Alfred Grant was born in 1870, at Loughborough LEI, and joined the Manchester Regiment when he was 16 years old, and his 14 years service included 6 years in India. On demobilisation, he was, for a time, Coachman to Thomas Patenall, who was Mayor of the Borough on a number of occasions.
In 1901 Alfred married Mary Ellen, the daughter of James Miller, who lived in the bottom cottage facing the Walnut Tree, but soon after, he was recalled to the Army to serve in the Boer War in South Africa.
Upon his return home in 1902, it was recorded in “The Rushden Echo” that the Town Band met him at the Station and escorted him to the Market Square.
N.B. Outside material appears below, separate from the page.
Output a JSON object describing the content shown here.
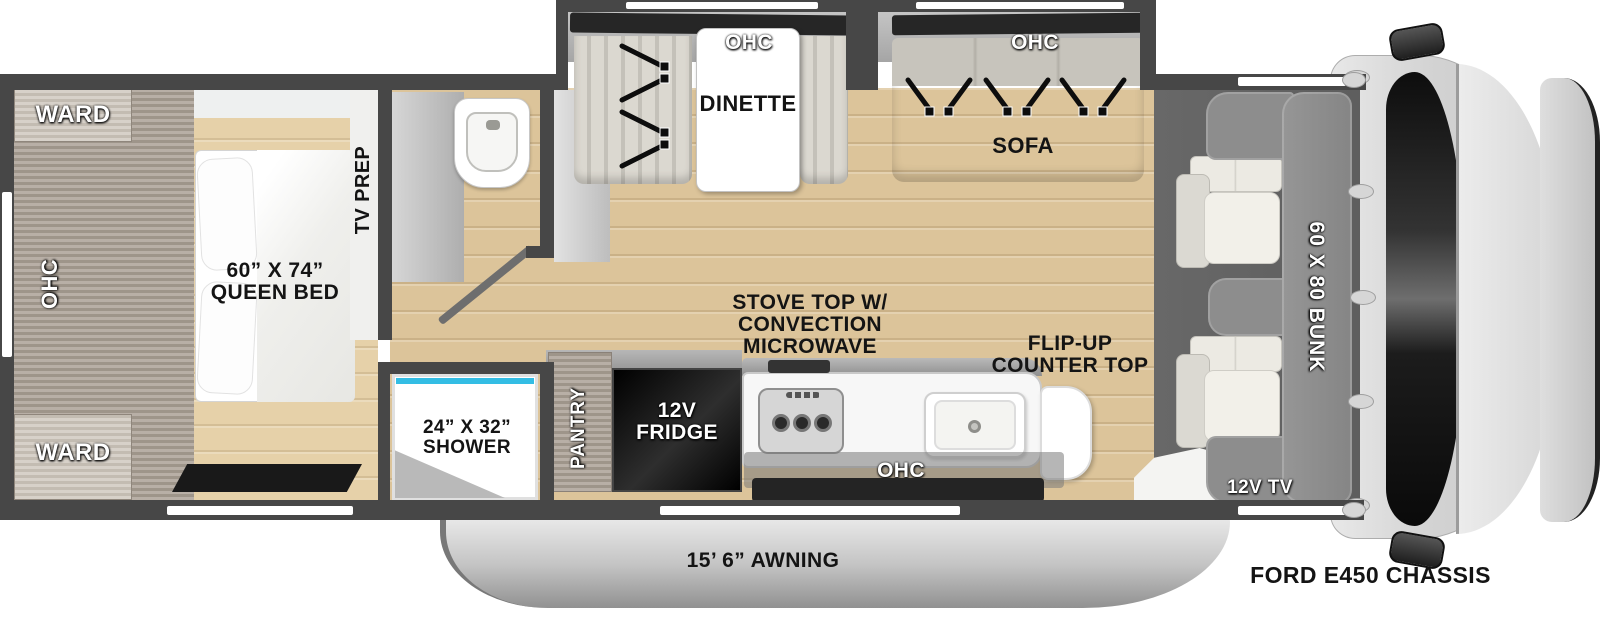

Buying horses and carts, Alfred established what was eventually to be known as “Grant’s Transport”, operating from the rear of The Chequers Inn, and in 1914, at the time of the Fitzwilliam sale, he bought No. 7 North End, together with Stables and Workshops.
During the next five years the main work was for the Borough Council, and Carting Coal and Coke from the two railway stations, and Rushden Gas Works, for the numerous factories in the town.
The first lorry was bought in 1919 and gradually replaced the horses. At this time, there were five sons, Albert, Walter, Bill, Dan and Stan, who all, eventually, joined the business at some time or other.
It is worth noting that the Spencer Road/Allen Road area of Irthlingborough is practically all built of Rushden Brick, carted by Grant’s.
In 1927 a 20-seater bus was bought, and became known as the “Courters Express” as it left Irthlingborough for Higham and Rushden at 10.30pm or thereabouts, depending how long certain people, in the Addington Road, took to say goodnight, after 3 pips on the hooter!
Like all good things, this came to an end with the introduction of the 1933 Road Traffic Act, when it was decided to concentrate on a Goods Service, which had been started to Hampshire, especially to Southampton, which at that time was the largest port in the country and gave an outlet for the export of the large quantities of shoes and leather produced in Northamptonshire, and sent to all corners of the world.
This service continued through the war years to 1950, when the company was nationalised, and the family was forced to split up and leave the town. [possibly continued into the 1970s by one of the family]
Alfred Grant died in retirement at Morcambe in 1951.